Sunday, May 28, 2006

What a man was 2000 years ago means nothing at all to me today

My road trip included 3 visits to In-N-Out Burger in a week. This is hands down my favorite fast food place, though their fries suck, their menu is limited and I don't even eat their burgers. What I get isn't on their menu: Grilled cheese with grilled onions and no "special" sauce, ketchup and mustard instead.

It's a bit nontraditional - the bread isn't grilled, it's just a hamburger with no meat patty. But they use really fresh ingredients - the bun is nice and squishy, it's real cheese, and the lettuce and tomato aren't those wilted, over-engineered imitation vegetables you'd find at McDoof's or one of those other lower-quality places.

In-N-Out is a family owned chain, which doesn't franchise, and they tell you that on their paper bags. The other thing they print on their bags (and cups and other paper products) is a Bible verse - a different one on each product. Not the entire verse, just the reference to the verse. Normally this sort of thing would bother me, since I'm really opposed to having religion shoved in my face when I'm not expecting it.
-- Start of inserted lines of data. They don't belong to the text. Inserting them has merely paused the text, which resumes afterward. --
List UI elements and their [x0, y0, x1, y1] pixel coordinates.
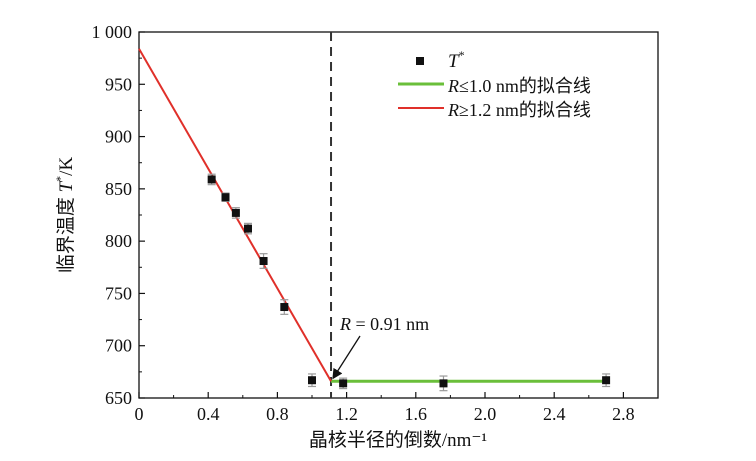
annotation-var: R [339, 314, 351, 334]
data-point [308, 376, 316, 385]
data-points [207, 173, 611, 392]
data-point [280, 303, 289, 312]
data-point [221, 193, 230, 202]
legend-label-green: R≤1.0 nm的拟合线 [447, 76, 591, 96]
y-tick-label: 700 [105, 336, 132, 356]
x-axis-label: 晶核半径的倒数/nm⁻¹ [309, 429, 488, 451]
y-axis-label-sup: * [53, 176, 67, 182]
y-tick-label: 650 [105, 388, 132, 408]
legend-red-var: R [447, 100, 459, 120]
data-point [602, 376, 611, 385]
y-axis-label-unit: /K [56, 157, 77, 176]
y-tick-label: 750 [105, 283, 132, 303]
x-tick-label: 2.4 [543, 404, 566, 424]
legend-green-var: R [447, 76, 459, 96]
legend-red-rest: ≥1.2 nm的拟合线 [459, 100, 591, 120]
annotation-label: R = 0.91 nm [339, 314, 429, 334]
y-tick-label: 850 [105, 179, 132, 199]
y-tick-label: 950 [105, 74, 132, 94]
legend-label-red: R≥1.2 nm的拟合线 [447, 100, 591, 120]
data-point [259, 257, 268, 266]
annotation-rest: = 0.91 nm [351, 314, 429, 334]
x-axis: 0 0.4 0.8 1.2 1.6 2.0 2.4 2.8 [135, 392, 659, 424]
y-axis: 650 700 750 800 850 900 950 1 000 [92, 22, 145, 408]
x-tick-label: 1.6 [405, 404, 428, 424]
x-tick-label: 2.0 [474, 404, 497, 424]
legend-label-points: T* [448, 48, 465, 72]
data-point [231, 208, 240, 217]
annotation: R = 0.91 nm [332, 314, 429, 380]
legend-marker-points [416, 57, 424, 65]
legend: T* R≤1.0 nm的拟合线 R≥1.2 nm的拟合线 [398, 48, 591, 120]
y-axis-label-var: T [56, 180, 77, 192]
data-point [207, 175, 216, 184]
data-point [243, 224, 252, 233]
x-tick-label: 1.2 [335, 404, 358, 424]
x-tick-label: 0.4 [197, 404, 220, 424]
y-axis-label-main: 临界温度 [55, 192, 77, 273]
x-tick-label: 2.8 [612, 404, 635, 424]
y-tick-label: 800 [105, 231, 132, 251]
data-point [339, 379, 348, 388]
x-tick-label: 0 [135, 404, 144, 424]
y-tick-label: 900 [105, 127, 132, 147]
data-point [439, 379, 448, 388]
y-tick-label: 1 000 [92, 22, 133, 42]
x-tick-label: 0.8 [266, 404, 289, 424]
y-axis-label: 临界温度 T*/K [53, 157, 77, 274]
annotation-arrow [332, 335, 361, 380]
legend-green-rest: ≤1.0 nm的拟合线 [459, 76, 591, 96]
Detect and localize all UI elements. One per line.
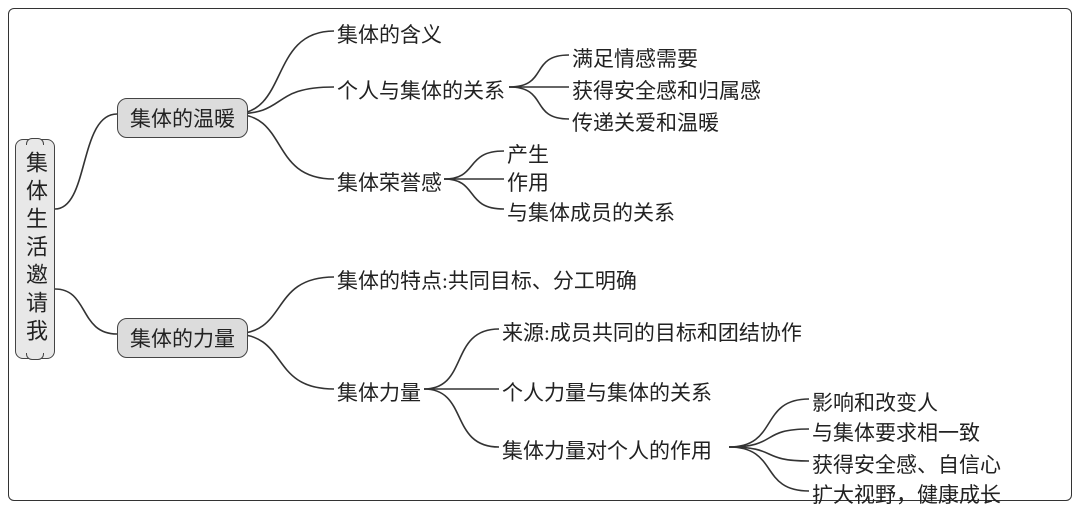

However, in this case it doesn't bother me. It's unobtrusive - you usually have to look at the bottom of the cup, or the bottom seam of the bag to find it, plus, the fact that it's just the reference to the verse makes it kind of cool, like a puzzle. Sort of like "hey, if you want to know more about it, go look it up yourself." Not being too familiar with the Bible (though it made for interesting reading during super-boring Religion class lectures in high school), I don't know what the verses are. When I was working at Deloitte, a group of us went to In-N-Out for lunch, and Nicole, one of my teammates, told us what they all were - she had this incredible photographic memory of Bible verses.

Not all companies are this subtle about expressing their religious views. Our very own Alaska Airlines here in Seattle has a really annoying practice of giving you a small card with a Bible verse on it with your meal. Not just a reference, mind you, but an actual verse, and one that refers specifically to Jesus, usually. I could almost forgive a general "Be good to others" or "God is great" verse, as that would cover most religious beliefs. Fortunately most Alaska flights are so short that you don't get a meal, so I haven't seen one of these in a long time. When I did get one, I made it a point to return it to the flight attendant.

This practice irritates me to no end - I've actually written to Alaska Airlines to complain, as have a few of my non-Christian friends, and we got a totally flippant response from Customer Service that said something to the effect of "A lot of people like it so too bad for you" and no apology. Apparently others have complained as well.

Do they not realize that it might come across as offensive to non-Christians, who aren't exactly a small percentage of people in this country? I'm all for private companies pushing their own beliefs and not hiring those who don't adhere to them, but when you're providing a service, is it really necessary to foist those beliefs on your paying customers? (Now if you're a Christian bookstore or some other religion-based business, that's a different story since your customers are actually interested in your religious values.) Unfortunately, Alaska's hub is in Seattle and their prices are often the lowest so I can't boycott them without majorly inconveniencing myself.

I'm not opposed to religion - I just don't want other people to try to convert me or shove their beliefs in my face. To me, religion is very private, and if you want to share it with other people, wait for them to ask, or share it with those who you know have common beliefs. I have friends who are deeply religious and yet don't ever mention that they think I'm going to hell, or that I really should think about going to church/accepting Jesus as my savior/watching the xyz religious movie with them. I really appreciate those friends - I know their faith makes them who they are, and it may be telling them to share it with others, but they seem to "get" that it's not something I want to address in our relationship.

So, did I stir up a hornet's nest with this topic? :)


  1. Generally I don't like having religion shoved into my face either, but sometimes I'm curious why the adolescent teenagers who dress up in suits and approach random strangers on behalf of the Church of Latter Day Saints NEVER approach me. Perhaps they are only allowed to talk to other boys.

  2. I agree with you.No one has a right to impose the views of their religion on others unless asked.